So ist Marechal als „Lieblingsautor des Papstes“ erstmals auch in Europa einer breiteren Öffentlichkeit bekanntgeworden. „Dass Marechal bis zum Ende des 20. Jahrhunderts außerhalb Argentiniens kaum beachtet worden ist, hat politische Gründe“, erklärt Prof. Dr. Claudia Hammerschmidt von der Universität Jena. Unter der ersten Regierung Juan Peróns habe Marechal kurzzeitig einen Posten als Kulturminister bekleidet, was ihm auch Jahrzehnte später noch die Geringschätzung der argentinischen Literatur- und Kulturkritik eingebracht hätte. „Marechals Werk ist lange Zeit weder innerhalb noch außerhalb Argentiniens hinreichend rezipiert worden“, sagt die Lehrstuhlinhaberin für spanische, lateinamerikanische und französische Literaturwissenschaft. „Dabei kann sein Einfluss auf die argentinische und lateinamerikanische Erzählliteratur gar nicht hoch genug eingeschätzt werden“, ist sich Hammerschmidt sicher.

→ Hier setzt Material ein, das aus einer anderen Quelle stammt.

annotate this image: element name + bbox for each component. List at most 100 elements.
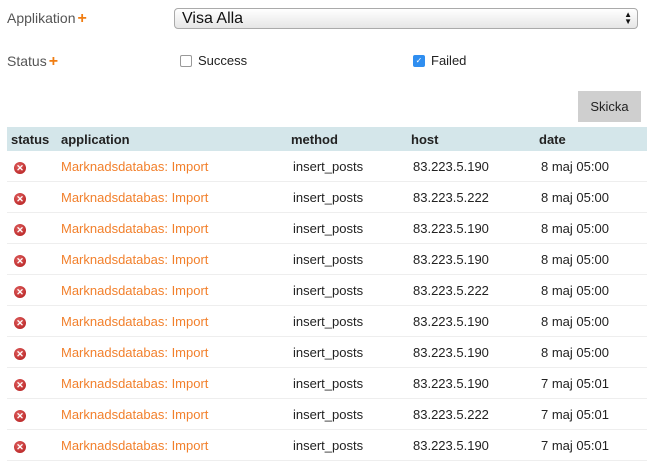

Um diesen Einfluss anlässlich des 65. Jahrestages der Veröffentlichung von Marechals epochalem Roman „Adán Buenosayres“ zu diskutieren, veranstaltet Hammerschmidt in Zusammenarbeit mit der argentinischen Botschaft in Berlin und der Stiftung „Leopoldo Marechal“ eine internationale Tagung an der Universität Jena. Unter dem Motto „Leopoldo Marechal o la fundación de la literatura argentina moderna“ (dt. „Leopoldo Marechal und der Beginn der literarischen Moderne in Argentinien“) werden dazu vom 21.-24. Oktober 2013 die führenden Marechal-Forscher aus Europa, Nord- und Südamerika in Jena zusammentreffen, um aktuelle Forschungsergebnisse zum Werk des Autors auszutauschen und dessen Rolle und Relevanz für die lateinamerikanische Literaturgeschichte neu zu bewerten. Während der Rektor der Universität, Prof. Dr. Klaus Dicke, sowie der argentinische Botschafter Daniel Polski die Tagung in Jena eröffnen werden, findet der feierliche Schlussakt in der argentinischen Botschaft in Berlin statt. Die Veranstaltung wird von der Deutschen Forschungsgemeinschaft (DFG), der Ernst-Abbe-Stiftung sowie der Argentinischen Botschaft finanziert.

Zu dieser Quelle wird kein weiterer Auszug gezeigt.